И вот проходит год, прежнюю Оделину Блант не узнать, она уже не блистает на сцене, а откровенно скучает в богато обставленном доме, пока муж развлекается в мужском клубе. Нет и следа от былого лоска и провокативности во внешнем виде, она одета как типичная горожанка из патриархальной среды — то ли жена, то ли мать. Разбавляет эту «семейную» унылость подружка из театра, которая пришла навестить Оделину и спросить, почему та забыла дорогу в свою альма-матер. Женщины вместе отправляются прогуляться до театра, заходят в балетные классы, где обучаются дети и выпускницей которых, очевидно, является и сама Оделина. Пообщавшись с коллегами и директором театра, героиня возвращается домой и начинает тосковать по былому. Она достает с антресолей коробки со сценическими костюмами, начинает все примерять и, переодевшись в мужской костюм, кружится перед зеркалом. В таком виде ее застает граф и в крайнем недовольстве просит прекратить это безобразие, ведь она обещала навсегда забыть про сцену. И героиня готова послушаться мужа, но в театре произошел непредвиденный случай, и директор просит Оделину на один вечер подменить приму. Женщина, разрываясь между обещанием, данным мужу, и таким соблазнительным предложением директора, выбирает второе, но при условии, что муж никогда не узнает о ее легкомысленной выходке.

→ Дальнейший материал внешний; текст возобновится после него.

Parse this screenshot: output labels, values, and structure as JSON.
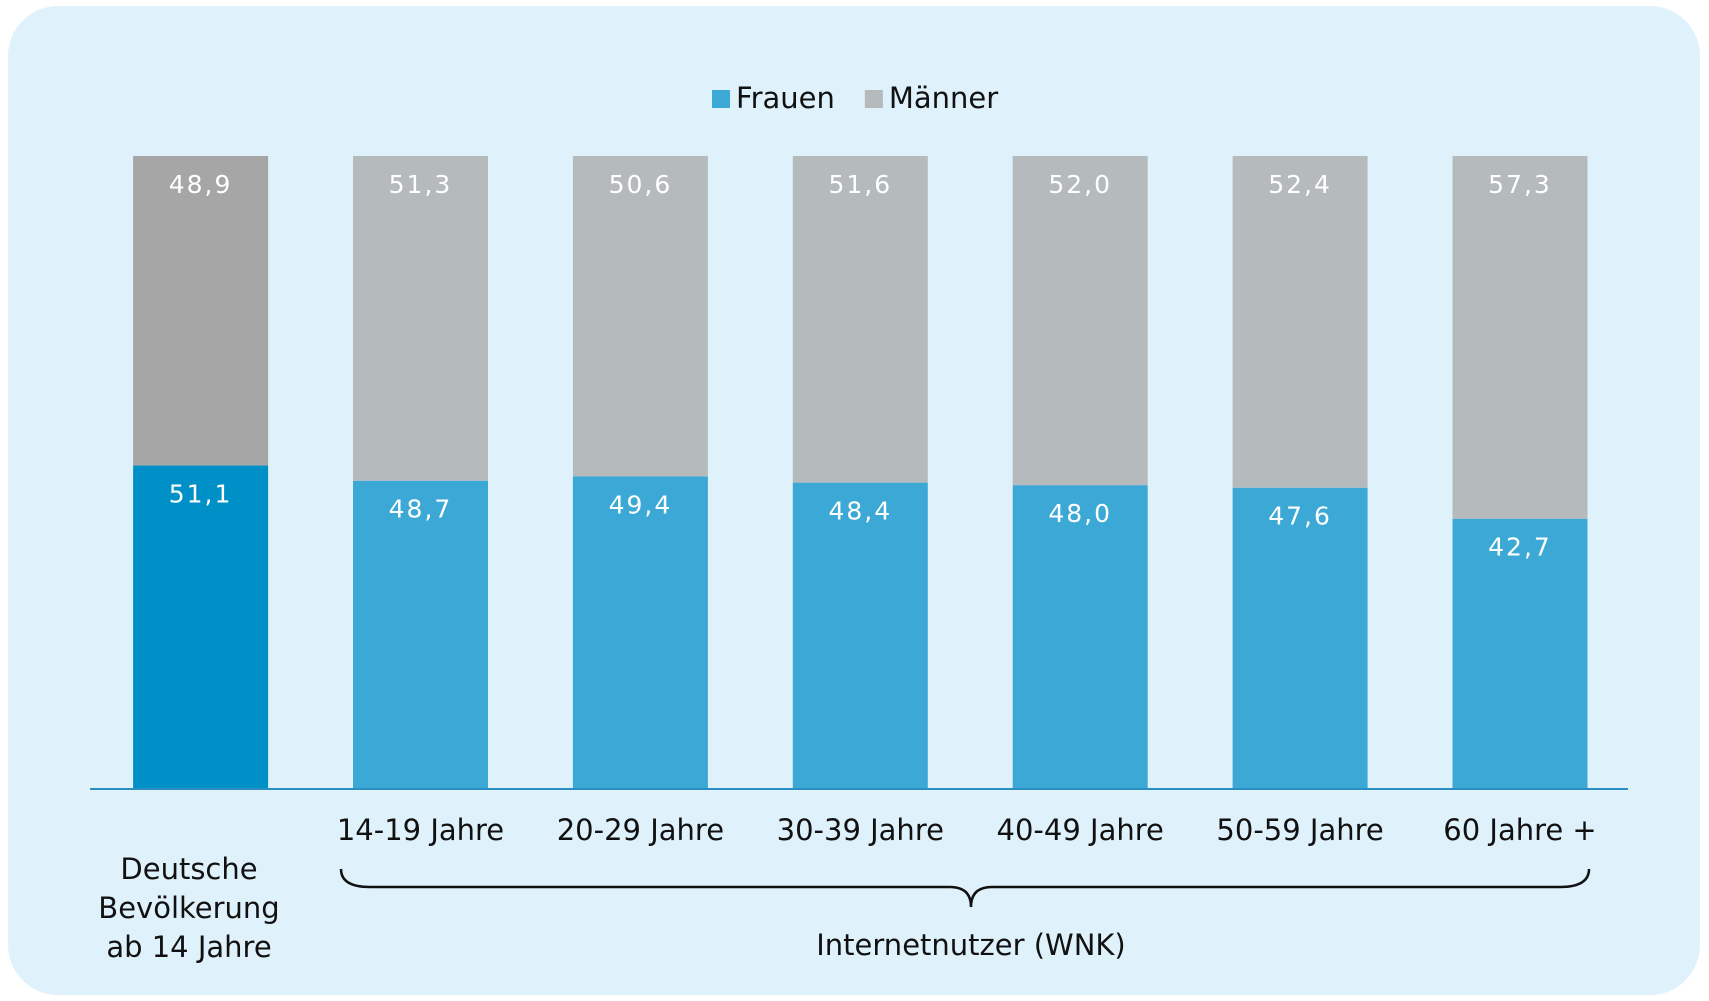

Оделина, рассказав мужу легенду о приболевшей тете, бежит в театр, а муж, не желая вечер томиться дома от одиночества, собирается на тот же самый спектакль. Граф любуется на артистичного «юношу» с мандолиной на сцене, а когда тот срывает маску, в ужасе узнает в «юноше» свою жену. Граф чувствует себя преданным не потому, что застал жену в объятиях любовника, а потому, что она нарушила обещание и вернулась на сцену. При этом, подчеркну, в фильме практически отсутствуют сцены любви между графом и Оделиной, то есть речь идет не о личном предательстве, а о предательстве ценностям традиционного мира, к которым бывшая танцовщица стала сопричастна. При этом сама история разворачивается как комедия положений. Ревнивый муж вызывает обидчика-директора на дуэль, директор совершенно не собирается стреляться, все его помыслы только о театре, при этом у директора есть дядя-фармацевт, которого племянник из‐за своей занятости все время игнорирует. Этот дядя хоть и обидчивый человек, но с чувством юмора и выдумкой, поэтому, проучив племянника за его невнимательность к старшему родственнику, предлагает в качестве дуэльного оружия выбрать «смертельные» таблетки, подменив их просто на сонные. Оделина просит директора пощадить ее мужа и горюет оттого, что поддалась соблазну и вернулась на сцену. История постепенно приобретает черты водевиля и фарса. Очнувшись от «смертельной» таблетки у себя дома, Круассе читает записку директора о том, что граф несправедливо подозревает жену в измене и что его жена может засвидетельствовать невиновность Оделины. То, что конфликт изначально возник из‐за возвращения Оделины на сцену, мягко опускается, и зритель может наблюдать абсолютный хеппи-энд, визуально решенный в виде виньетки: силуэты графа и Оделины целуются на фоне идиллической лужайки, знаменуя победу семейных ценностей над превратностями театральной сцены.
Этот фильм можно рассматривать как пример «соглашательских идей», о которых говорил Ж. Садуль, когда в картине заявляется образ новой женщины, пугающий своей агрессивностью по отношению к традиционным ценностям, при этом он упаковывается в типичную салонную мелодраму с романтическим, фактически бестелесным поцелуем в финале. И это не единичный случай в раннем датском кинематографе попытки исправить в финале поломку или сбой в традиционной системе — перевоспитать «балерину», «вампирку», «суфражистку» или просто самостоятельную женщину, фактически все фильмы цикла «белого рабства» об этом. Любопытно, что в России выйдет фильм с похожим сюжетом — «Любовь статского советника» Петра Чардынина в 1915 году, но там танцовщица в финале покинет опостылевшего мужа и будет победоносно выступать в балетной пачке на сцене, вводя в шок мирных граждан.